Streaming model The main motivation for this model is cases where there is not enough memory (or storage space) to hold all the input. Thus, the input is examined sequentially, character by character, and each character is being processed on arrival. Algorithms in this model have sublinear storage, and typically use only polylogarithmic space and time (per character). Although the streaming model is quite restrictive, major breakthroughs were achieved for several sketching and statistical problems. Some of the methods rely on metric embeddings, pseudorandom computations, sparse approximation theory, and communication complexity. Finding other problems that can be solved in this model, and new techniques for solving them, are fundamental open questions. An important and natural relaxation of the streaming model is the semistreaming model. In this model, the algorithm is now allowed nearlinear space, and sometimes we also allow it multiple passes over the input (usually a constant number of passes). This model has been mainly used for solving graph problems, in which it is presented as a stream of edges. Due to the space limitations only the vertices and a portion of the edges 1 can be stored. Reducing the space from quadratic to linear is a very important practical achievement of this model. We also consider a stream of edit operations – in this model we maintain a list of counters, and the meaning of the element (i,v) is to add v to the i’th counter, e.g., a stream of IP packets, which can be viewed as (src ip addr., data length).
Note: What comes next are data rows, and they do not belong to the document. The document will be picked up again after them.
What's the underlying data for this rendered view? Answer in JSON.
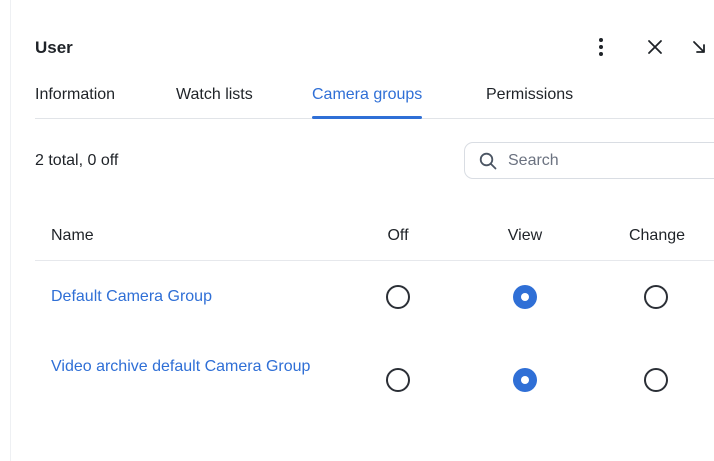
{
  "header": {
    "title": "User",
    "icons": [
      "more-vertical-icon",
      "close-icon",
      "collapse-arrow-icon"
    ]
  },
  "tabs": [
    {
      "label": "Information",
      "active": false
    },
    {
      "label": "Watch lists",
      "active": false
    },
    {
      "label": "Camera groups",
      "active": true
    },
    {
      "label": "Permissions",
      "active": false
    }
  ],
  "summary": "2 total, 0 off",
  "search": {
    "placeholder": "Search",
    "value": "",
    "icon": "search-icon"
  },
  "table": {
    "columns": [
      "Name",
      "Off",
      "View",
      "Change"
    ],
    "rows": [
      {
        "name": "Default Camera Group",
        "selected": "View"
      },
      {
        "name": "Video archive default Camera Group",
        "selected": "View"
      }
    ]
  },
  "colors": {
    "accent": "#2f6fd6",
    "text": "#1f2328",
    "divider": "#e1e4e8"
  }
}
Sampling The concept of a representative random sample is a central tool in data gathering and analysis. It has been a key concept in statistics and probability theory. More recently, with the progress made in randomized algorithms, it has proved to be a very useful and versatile tool in algorithm design (e.g., in computational geometry, graph optimization and data structures). The usefulness of random sampling in algorithms design comes from the fact that a sample often inherits important properties of the algorithm’s input, while at the same time it is very small. Thus one can discover these properties quickly by analyzing the sample, and then use this knowledge to improve the running time of the algorithm operating on the whole input. Although this approach has been successful, a vast majority of algorithms employing random sampling still need to examine the whole input data set to complete the computation. In the streaming model we aim to avoid the latter step and compute the answer without accessing the whole input. In addition, we aim at algorithms whose running time is also small. Altogether, we seek algorithms whose resource utilization (both space and time) is sublinear in the size of the dataset.
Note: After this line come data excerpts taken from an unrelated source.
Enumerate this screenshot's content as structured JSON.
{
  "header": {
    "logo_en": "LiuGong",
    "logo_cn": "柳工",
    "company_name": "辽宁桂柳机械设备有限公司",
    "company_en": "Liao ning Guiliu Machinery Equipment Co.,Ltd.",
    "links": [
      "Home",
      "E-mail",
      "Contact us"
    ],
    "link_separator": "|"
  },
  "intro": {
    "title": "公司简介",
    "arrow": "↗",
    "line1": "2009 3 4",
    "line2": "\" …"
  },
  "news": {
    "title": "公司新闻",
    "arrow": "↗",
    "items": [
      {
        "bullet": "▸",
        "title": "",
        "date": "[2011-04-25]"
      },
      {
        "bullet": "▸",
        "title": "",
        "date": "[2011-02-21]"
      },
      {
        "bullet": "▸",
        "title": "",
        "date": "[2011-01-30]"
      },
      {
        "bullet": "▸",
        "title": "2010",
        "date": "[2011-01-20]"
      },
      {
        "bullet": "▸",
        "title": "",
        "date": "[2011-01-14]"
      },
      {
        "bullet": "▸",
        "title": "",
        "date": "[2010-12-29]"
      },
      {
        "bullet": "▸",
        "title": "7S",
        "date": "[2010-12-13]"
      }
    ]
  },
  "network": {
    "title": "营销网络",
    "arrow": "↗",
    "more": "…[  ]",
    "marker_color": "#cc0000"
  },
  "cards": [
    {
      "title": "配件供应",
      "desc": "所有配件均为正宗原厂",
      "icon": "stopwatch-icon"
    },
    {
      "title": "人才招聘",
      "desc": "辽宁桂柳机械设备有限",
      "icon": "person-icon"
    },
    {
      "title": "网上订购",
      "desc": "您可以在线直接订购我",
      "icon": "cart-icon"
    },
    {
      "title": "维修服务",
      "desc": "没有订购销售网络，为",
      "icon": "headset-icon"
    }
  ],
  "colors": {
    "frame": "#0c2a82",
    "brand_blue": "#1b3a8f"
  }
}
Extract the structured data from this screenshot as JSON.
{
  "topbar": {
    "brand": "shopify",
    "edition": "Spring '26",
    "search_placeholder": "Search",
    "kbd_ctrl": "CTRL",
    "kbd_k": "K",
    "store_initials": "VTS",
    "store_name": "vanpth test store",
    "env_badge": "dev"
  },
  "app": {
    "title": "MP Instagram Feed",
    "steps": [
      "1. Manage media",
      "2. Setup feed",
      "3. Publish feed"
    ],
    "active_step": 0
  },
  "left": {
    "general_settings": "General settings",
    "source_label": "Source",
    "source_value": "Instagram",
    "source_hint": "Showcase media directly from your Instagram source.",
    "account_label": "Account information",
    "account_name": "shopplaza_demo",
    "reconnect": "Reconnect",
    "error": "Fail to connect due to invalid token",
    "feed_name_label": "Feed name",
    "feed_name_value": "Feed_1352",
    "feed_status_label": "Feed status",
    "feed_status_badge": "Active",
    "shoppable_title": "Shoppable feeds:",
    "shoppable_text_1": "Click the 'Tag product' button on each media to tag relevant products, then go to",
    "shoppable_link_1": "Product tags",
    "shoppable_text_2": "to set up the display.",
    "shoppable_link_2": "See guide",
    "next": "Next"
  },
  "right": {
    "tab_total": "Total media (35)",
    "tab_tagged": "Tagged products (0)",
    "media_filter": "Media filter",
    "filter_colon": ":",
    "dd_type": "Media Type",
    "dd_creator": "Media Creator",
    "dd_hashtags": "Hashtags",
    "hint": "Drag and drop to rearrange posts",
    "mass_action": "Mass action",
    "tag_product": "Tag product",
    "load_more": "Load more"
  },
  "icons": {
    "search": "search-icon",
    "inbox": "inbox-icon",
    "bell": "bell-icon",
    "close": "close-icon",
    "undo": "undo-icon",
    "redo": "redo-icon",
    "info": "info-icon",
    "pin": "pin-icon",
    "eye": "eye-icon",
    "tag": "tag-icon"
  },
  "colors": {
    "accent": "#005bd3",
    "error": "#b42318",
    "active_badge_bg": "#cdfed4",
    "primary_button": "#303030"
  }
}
Sketching Sketching is a method of saving data using an extremely concise representation, which allows us to retrieve the information required for the processing application without going over the data again. These techniques are not standard compression techniques since they are often linear so that they can be easily updated in a streaming context. They create much shorter descriptions than compression methods achieve. Rather, sketches do not allow retrieving the original data (or even a close approximation of it), but only allow a very specific processing to be done on the data. There are two possible ways to reduce sketch size. One is by using randomized methods that allow answering the query correctly with high probability, and the second is to allow an approximate rather than exact result.